Simon telah mati di mata ibunya. Simon pernah dikuburkan di pemakaman Yahudi. Jadi apa salahnya kalau membiarkan ibunya tetap mengira dia telah mati. Tapi bagaimana pun, wanita itu adalah ibunya. Dan Simon, tetaplah Simon, anaknya, walaupun kini Simon abadi.

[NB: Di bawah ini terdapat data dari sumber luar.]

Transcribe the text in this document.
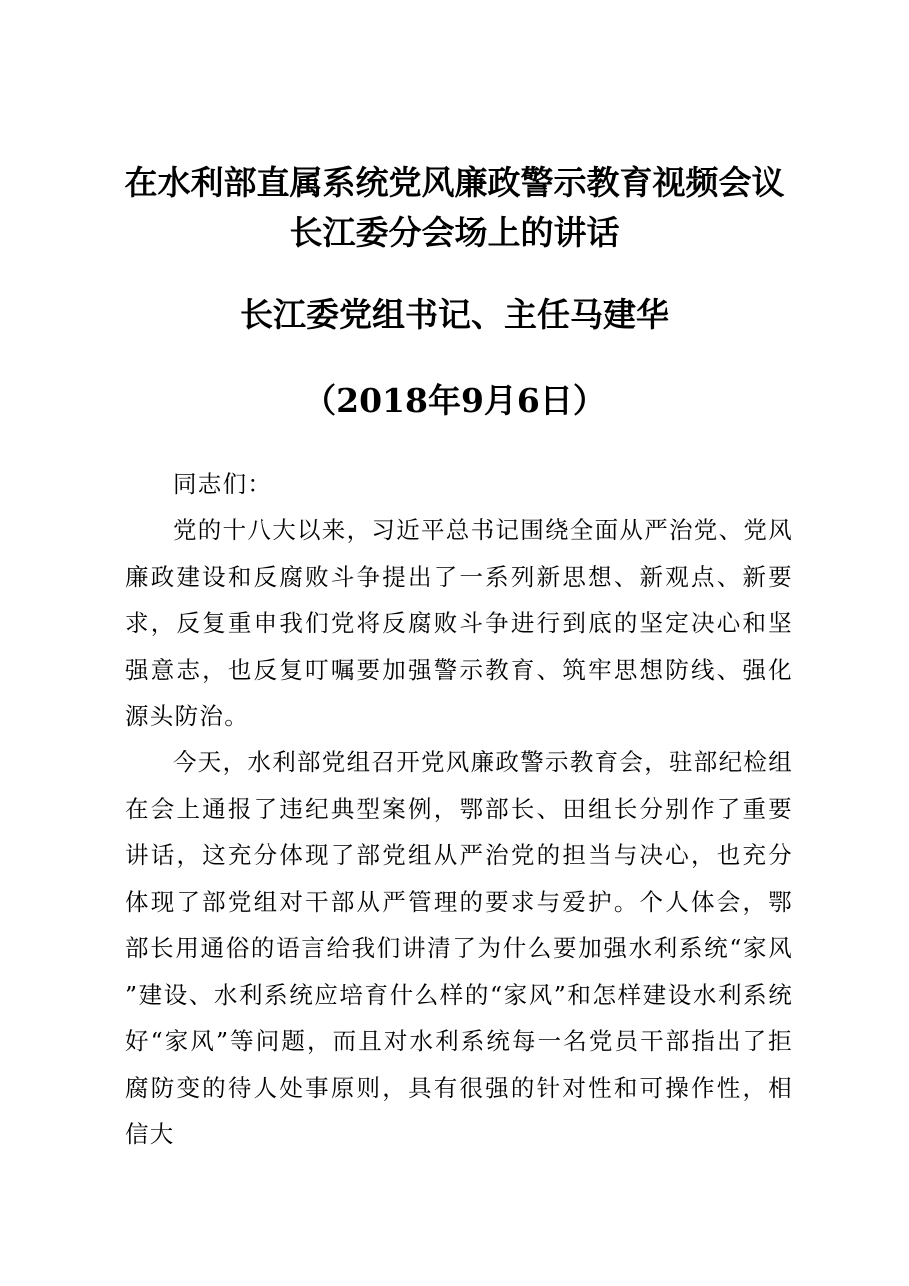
在水利部直属系统党风廉政警示教育视频会议
长江委分会场上的讲话
长江委党组书记、主任马建华
（2018年9月6日）

同志们：

党的十八大以来，习近平总书记围绕全面从严治党、党风廉政建设和反腐败斗争提出了一系列新思想、新观点、新要求，反复重申我们党将反腐败斗争进行到底的坚定决心和坚强意志，也反复叮嘱要加强警示教育、筑牢思想防线、强化源头防治。

今天，水利部党组召开党风廉政警示教育会，驻部纪检组在会上通报了违纪典型案例，鄂部长、田组长分别作了重要讲话，这充分体现了部党组从严治党的担当与决心，也充分体现了部党组对干部从严管理的要求与爱护。个人体会，鄂部长用通俗的语言给我们讲清了为什么要加强水利系统“家风”建设、水利系统应培育什么样的“家风”和怎样建设水利系统好“家风”等问题，而且对水利系统每一名党员干部指出了拒腐防变的待人处事原则，具有很强的针对性和可操作性，相信大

“Nah ini dia, Simon.” Simon menarik diri dari kegelapan jiwanya, berpaling pada jiwa dan daya hidup yang begitu terang. Isabelle, begitu memukau dengan rambutnya yang digelung dan ditahan dengan sumpit. Bahkan bila rambut sutra hitam itu di mohawk dengan skinny-head, Simon akan tetap mengganggapnya memukau. Karena bagaimana pun wujud fisiknya, Izzy adalah Izzy, seorang petarung, yang tidak akan membiarkan apa pun atau siapa pun, menyakiti dirinya dan orang-orang yang disayanginya. Izzy bagaikan mawar yang berduri, dibalik duri yang merupakan pertahanannya, tersimpan hati yang tulus dan penyayang.
Isabelle muncul di depan pintu apartemennya dengan membawa bungkusan yang berisi bahan-bahan makanan. Izzy berkata bahwa dia ingin memasak, dan karena hanya Simon yang bersedia memakan sup-nya dulu saat pertama mereka bertemu—Izzy ingin membuatkan sesuatu yang istimewa untuknya. Simon tersenyum saat mendengarnya, karena Simon tahu bahwa itu hanyalah alasan Izzy untuk menemuinya. Simon sudah tidak memakan makanan fana lagi, dan Izzy juga seharusnya tahu akan hal itu.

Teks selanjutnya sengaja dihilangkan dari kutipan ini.